団塊世代のようにリストラに会って残念なサラリーマン人生になったとしても、店を開いてうまく行かなかったとしても、人生の最後ではそれなりに楽しくやれることもあるわけです。

そのひとつのカギは「コミュニケーション」であり、少人数でも「気のおけない仲間(または夫婦)」です。その気のおけない仲間は、
-学校の同級生、
-現役時の会社の同僚や仕事仲間、
-子供が小さいときのママ友
そして新しい仲間としては
-趣味仲間
-旅行・学びの仲間、
-行きつけの店仲間
などです。何でも語り合える関係が望ましいといえます。これからは離れていてもリモートで、ということもあるでしょう。

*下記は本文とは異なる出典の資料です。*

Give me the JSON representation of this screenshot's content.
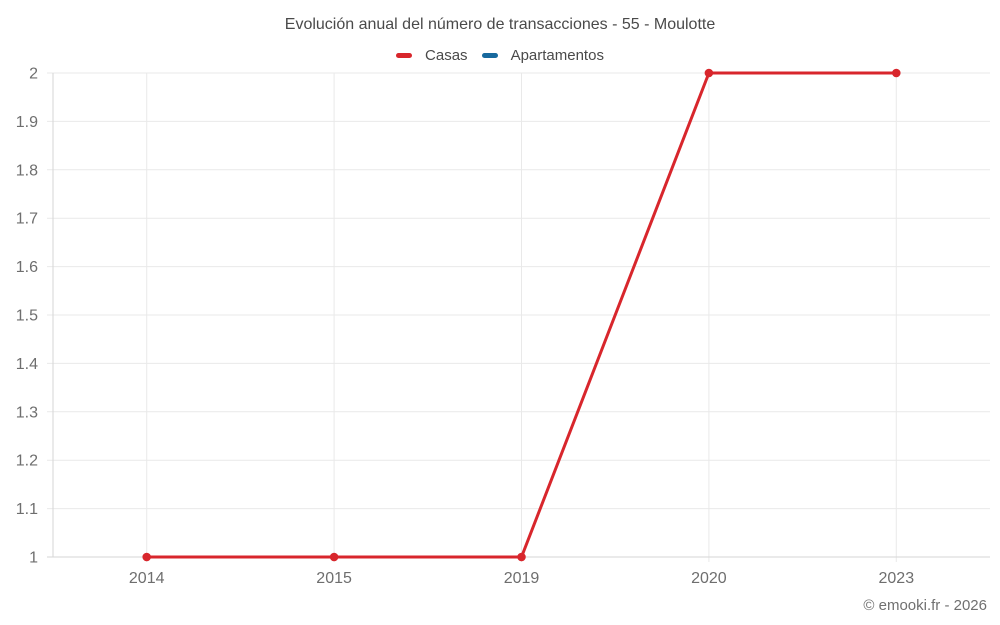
{
  "title": "Evolución anual del número de transacciones - 55 - Moulotte",
  "copyright": "© emooki.fr - 2026",
  "legend": [
    {
      "label": "Casas",
      "color": "#d8262c"
    },
    {
      "label": "Apartamentos",
      "color": "#17699e"
    }
  ],
  "chart_data": {
    "type": "line",
    "title": "Evolución anual del número de transacciones - 55 - Moulotte",
    "categories": [
      "2014",
      "2015",
      "2019",
      "2020",
      "2023"
    ],
    "series": [
      {
        "name": "Casas",
        "color": "#d8262c",
        "values": [
          1,
          1,
          1,
          2,
          2
        ]
      },
      {
        "name": "Apartamentos",
        "color": "#17699e",
        "values": []
      }
    ],
    "xlabel": "",
    "ylabel": "",
    "ylim": [
      1,
      2
    ],
    "yticks": [
      1,
      1.1,
      1.2,
      1.3,
      1.4,
      1.5,
      1.6,
      1.7,
      1.8,
      1.9,
      2
    ],
    "ytick_labels": [
      "1",
      "1.1",
      "1.2",
      "1.3",
      "1.4",
      "1.5",
      "1.6",
      "1.7",
      "1.8",
      "1.9",
      "2"
    ],
    "grid": true,
    "legend_position": "top",
    "marker": "circle",
    "colors": {
      "grid": "#e9e9e9",
      "axis": "#d6d6d6",
      "tick_text": "#6e6e6e",
      "title_text": "#4a4a4a"
    }
  }
}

独居老人の問題も男性に多いといえます。女性は独居同士でも仲良く電話をかけ合います。その点オトコは妙にガンコ爺になって孤独死になりやすい。

これに対して、語り合える気のおけないいい関係があれば、最高の人生とはいえなくとも、そこそこいい人生だったと思えることもあるでしょう。それが人生100年時代のファイナルステージといえます

楽しい50代以降は若者のロールモデル

「深中19期同級生の会(同窓会有志)」のところでも記したように、楽しい50代以降は若者や若い世代にとってのひとつのゴールを提示することになります。すなわち、人生は思うようにはいかないことも多くあります。くじけそうになることもあります。勝負に出て負けることもあります。努力をした結果、ひどい仕打ちを受けることもあるわけです。そういうことがあっても、50代以降はそれなりに楽しくやっていけそうだと思えば、希望を持てるわけです。

人生は、学校時代から勝ち組負け組ということが避けがたくやって来ます。しかしながら、50代以降で、それがなくなる、ラグビーのノーサイドのように、勝ち組も負け組もなくフラットになる、ということは素晴らしいことです。とくに60代以降の同窓会が楽しいのは、出来る子出来ない子で疎遠だった関係、さらには社会でいわゆる勝ち組負け組といわれて辛かった関係にあまり意味がなくなり、肩を組んで楽しく語り合うようになる、ことがあり得るということです。

それは次の世代の参考になるモデルを提供しているといえるでしょう。その意味では中高生をはじめとする若者や現役世代にとっても思い切ってチャレンジして行く、仮にそれが思うように行かなかったとしても、最後は誰でもそれなりにいい人生が待っていると思えば、安心して挑戦できるといえるでしょう。